Employees want increased communication and teamwork
• 51% want regular team meetings
• 44% want work to be distributed evenly across their team
• 41% want regular updates on the company (e.g. financial and performance updates)
Toluna Analysis: “Our results show employers have continued to provide the necessary support to remote workers and communicate well throughout the pandemic, but employees still want more support to help them work effectively and bridge the productivity gap. Managers in particular must ensure fairness and transparency, which can be particularly difficult when managing remotely,” said Vijay Mistry, Head of Employee Experience Research for Harris Interactive and Toluna.
Mental and physical health status
Mental health has increased from 39% reporting bad mental health in Wave 1 to 32% in Wave 2. The driving factors of mental health challenges are general anxiety about the pandemic and anxiety over health of friends and/or family.
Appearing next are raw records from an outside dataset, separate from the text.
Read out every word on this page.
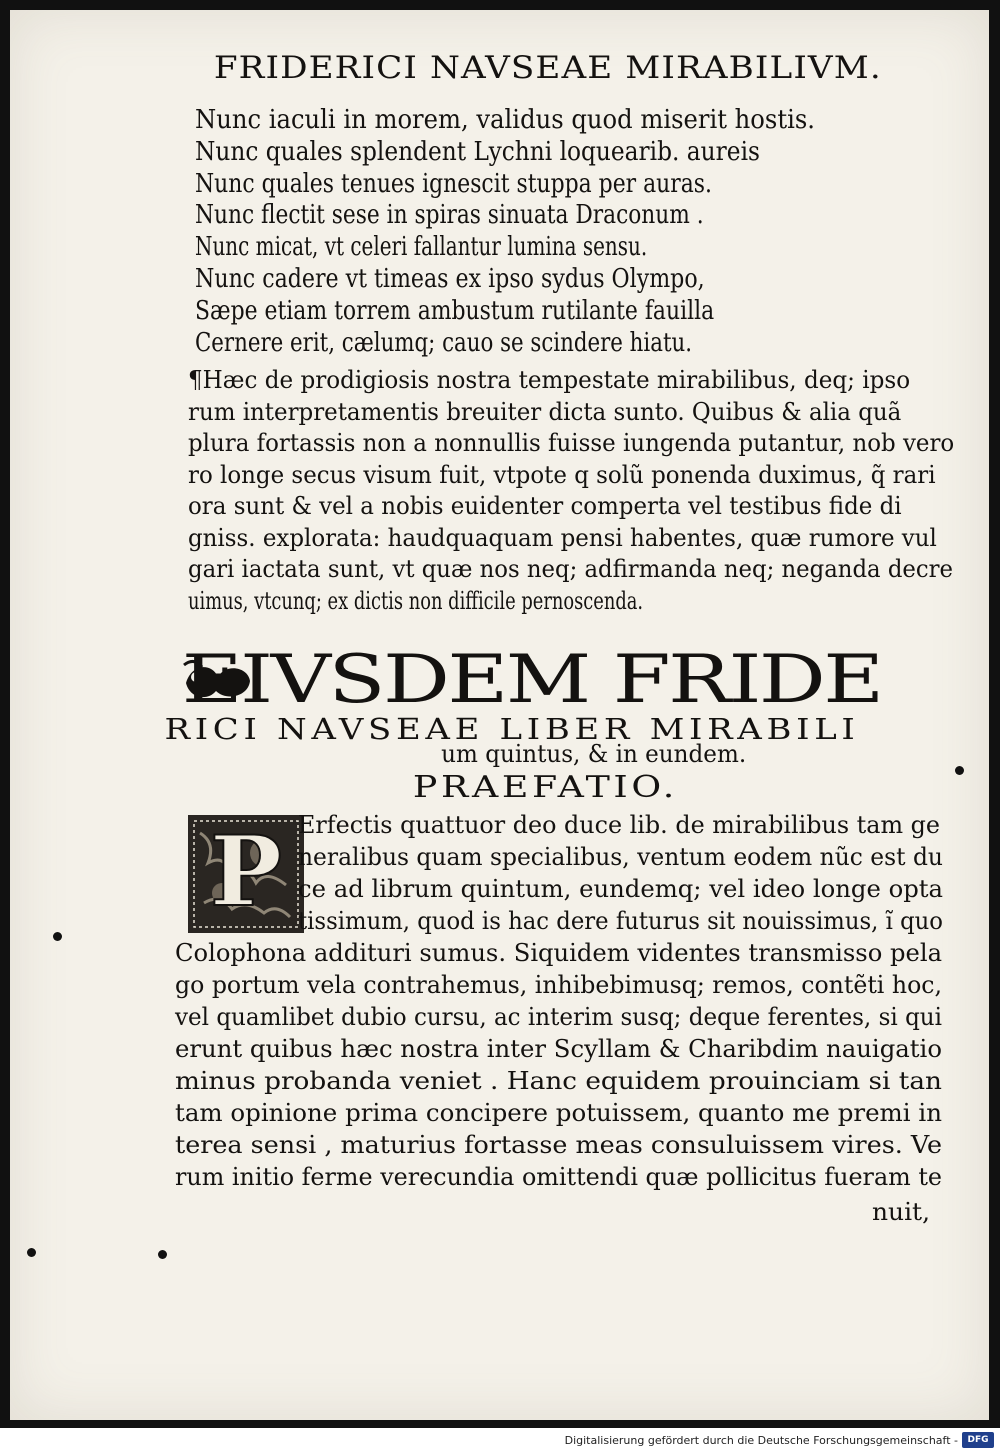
FRIDERICI NAVSEAE MIRABILIVM.
Nunc iaculi in morem, validus quod miserit hostis.
Nunc quales splendent Lychni loquearib. aureis
Nunc quales tenues ignescit stuppa per auras.
Nunc flectit sese in spiras sinuata Draconum .
Nunc micat, vt celeri fallantur lumina sensu.
Nunc cadere vt timeas ex ipso sydus Olympo,
Sæpe etiam torrem ambustum rutilante fauilla
Cernere erit, cælumq; cauo se scindere hiatu.
¶Hæc de prodigiosis nostra tempestate mirabilibus, deq; ipso
rum interpretamentis breuiter dicta sunto. Quibus & alia quã
plura fortassis non a nonnullis fuisse iungenda putantur, nob vero
ro longe secus visum fuit, vtpote q solũ ponenda duximus, q̃ rari
ora sunt & vel a nobis euidenter comperta vel testibus fide di
gniss. explorata: haudquaquam pensi habentes, quæ rumore vul
gari iactata sunt, vt quæ nos neq; adfirmanda neq; neganda decre
uimus, vtcunq; ex dictis non difficile pernoscenda.
EIVSDEM FRIDE
RICI NAVSEAE LIBER MIRABILI
um quintus, & in eundem.
PRAEFATIO.
P Erfectis quattuor deo duce lib. de mirabilibus tam ge
neralibus quam specialibus, ventum eodem nũc est du
ce ad librum quintum, eundemq; vel ideo longe opta
tissimum, quod is hac dere futurus sit nouissimus, ĩ quo
Colophona addituri sumus. Siquidem videntes transmisso pela
go portum vela contrahemus, inhibebimusq; remos, contẽti hoc,
vel quamlibet dubio cursu, ac interim susq; deque ferentes, si qui
erunt quibus hæc nostra inter Scyllam & Charibdim nauigatio
minus probanda veniet . Hanc equidem prouinciam si tan
tam opinione prima concipere potuissem, quanto me premi in
terea sensi , maturius fortasse meas consuluissem vires. Ve
rum initio ferme verecundia omittendi quæ pollicitus fueram te
nuit,
Digitalisierung gefördert durch die Deutsche Forschungsgemeinschaft -	DFG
Surprisingly, the lowest contributors were anxieties about their day-to-day job or job security.
Physical health has increased. 36% of UK employees in Wave 1 reported bad health, which has reduced to 23%, and 9% more now say it is good or very good compared to normal (39%). Where health is reported as lower than before lockdown, employees stated they have adopted some bad behaviors, most notably eating less healthily, taking less exercise, and drinking more alcohol.
Toluna Analysis: “Although our results demonstrate a slight improvement over the last three weeks, the current and returning workforce will likely not be as mentally and physically well as they were prior to the pandemic. Employers must recognise employees returning to work will have adopted some bad habits that could have an impact on their effectiveness. Organisations that have a strong focus on wellbeing should be well prepared to deal with the long-term effects of employees’ fluctuating mental and physical health,” said Vijay Mistry, Head of Employee Experience Research for Harris Interactive and Toluna.